We followed those up with a stunning, creamless forest-mushroom soup ($3.75) that tasted like a handful of clean, musty earth had been put through a food processor until it liquified, and an excellent grilled vegetable salad with garlic aioli ($5.75). But the best thing about the salad was how well its Roquefort crumbles went with the Honig sauvignon blanc we'd ordered for our entrees. This was one of those celestial food-wine matchups that connoisseurs dream of, a time when the planets converge and the heavens open up--or, at the very least, when mere mortals feel it necessary to say "Wow."
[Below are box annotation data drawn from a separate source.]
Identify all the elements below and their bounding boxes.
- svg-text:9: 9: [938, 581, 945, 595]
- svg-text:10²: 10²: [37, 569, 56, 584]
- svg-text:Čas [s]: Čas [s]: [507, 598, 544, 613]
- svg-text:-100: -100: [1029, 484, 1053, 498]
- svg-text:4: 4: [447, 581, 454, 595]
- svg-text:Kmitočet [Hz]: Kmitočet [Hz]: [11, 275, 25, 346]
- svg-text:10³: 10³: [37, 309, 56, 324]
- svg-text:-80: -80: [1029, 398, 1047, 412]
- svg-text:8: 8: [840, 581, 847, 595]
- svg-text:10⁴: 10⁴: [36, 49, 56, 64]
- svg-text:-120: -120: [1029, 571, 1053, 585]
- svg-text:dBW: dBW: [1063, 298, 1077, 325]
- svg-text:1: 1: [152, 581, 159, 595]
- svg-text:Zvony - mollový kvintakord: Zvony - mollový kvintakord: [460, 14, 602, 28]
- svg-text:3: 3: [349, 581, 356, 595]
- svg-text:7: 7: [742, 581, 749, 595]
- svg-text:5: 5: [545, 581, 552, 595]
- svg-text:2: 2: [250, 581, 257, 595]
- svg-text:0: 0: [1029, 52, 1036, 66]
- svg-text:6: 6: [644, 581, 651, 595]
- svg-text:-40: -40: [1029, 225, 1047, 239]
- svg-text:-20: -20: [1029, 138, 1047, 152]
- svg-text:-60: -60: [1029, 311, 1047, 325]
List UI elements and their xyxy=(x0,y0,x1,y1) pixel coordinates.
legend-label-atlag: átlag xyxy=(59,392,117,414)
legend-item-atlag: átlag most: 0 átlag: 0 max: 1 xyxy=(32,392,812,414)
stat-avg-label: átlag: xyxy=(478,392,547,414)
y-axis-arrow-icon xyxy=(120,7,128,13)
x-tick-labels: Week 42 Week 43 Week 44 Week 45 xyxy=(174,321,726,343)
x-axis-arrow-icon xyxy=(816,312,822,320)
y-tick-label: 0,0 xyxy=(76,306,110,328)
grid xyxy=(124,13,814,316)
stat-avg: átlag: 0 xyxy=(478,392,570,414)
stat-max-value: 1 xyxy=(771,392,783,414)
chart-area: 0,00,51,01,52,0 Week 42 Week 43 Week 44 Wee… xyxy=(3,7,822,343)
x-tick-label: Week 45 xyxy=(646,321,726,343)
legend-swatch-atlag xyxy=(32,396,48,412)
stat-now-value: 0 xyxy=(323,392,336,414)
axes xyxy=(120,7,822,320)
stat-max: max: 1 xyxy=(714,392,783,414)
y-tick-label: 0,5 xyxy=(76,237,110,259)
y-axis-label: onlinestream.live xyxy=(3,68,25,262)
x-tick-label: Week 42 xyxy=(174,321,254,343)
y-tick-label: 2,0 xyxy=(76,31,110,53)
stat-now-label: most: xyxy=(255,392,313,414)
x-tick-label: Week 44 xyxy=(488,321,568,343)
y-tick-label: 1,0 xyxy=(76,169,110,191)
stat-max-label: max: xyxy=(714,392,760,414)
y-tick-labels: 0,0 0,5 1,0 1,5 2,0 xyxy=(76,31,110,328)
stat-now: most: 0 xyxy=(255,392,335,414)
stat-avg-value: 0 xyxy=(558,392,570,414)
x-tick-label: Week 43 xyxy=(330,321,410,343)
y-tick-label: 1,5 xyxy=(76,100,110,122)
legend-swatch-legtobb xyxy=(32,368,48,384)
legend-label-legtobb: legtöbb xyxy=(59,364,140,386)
Which we did. We could have quit there and been satisfied with another great meal, but we still had the charbroiled salmon ($15.95) and the roasted sea bass ($15.50) to go. Both pieces of fish had been cooked to that ideal medium-rare, when the very center remains plush and moist, and paired with unerring sides. The salmon came nestled next to a rich gratin of roasted artichokes and potatoes, gently grilled asparagus and a delicate, lemon-kissed creme fraiche; the sea bass, which tasted nothing like the low-grade stuff I've gotten from local markets, was surrounded by grilled fennel and tomatoes and a small scoop of mashed potatoes moistened with basil oil.
We could have quit there and been very satisfied, but two desserts sounded irresistible. The raspberry cream Napoleon (that makes two of those on the menu--does someone have a complex?) with hot chocolate sauce featured a magnificent raspberry-moussy concoction. And then, at last, came the grilled banana "split" with toffee ice cream and caramel sauce, in which that unnecessary banana detracted from the exceptional ice cream. But everything else at this boffo brasserie was right on target.
"When I visited Paris, I was intrigued by all the brasseries--every corner had one," Taylor explains. "I asked myself: What is the attraction? Then I realized their customers liked the comfortable room, cozy chairs and simple yet quality food. Brasseries are accessible."
They're also the Next Big Thing in American dining, which means Taylor's new place has hit the Z-spot. No wonder he's one of the town's top bananas.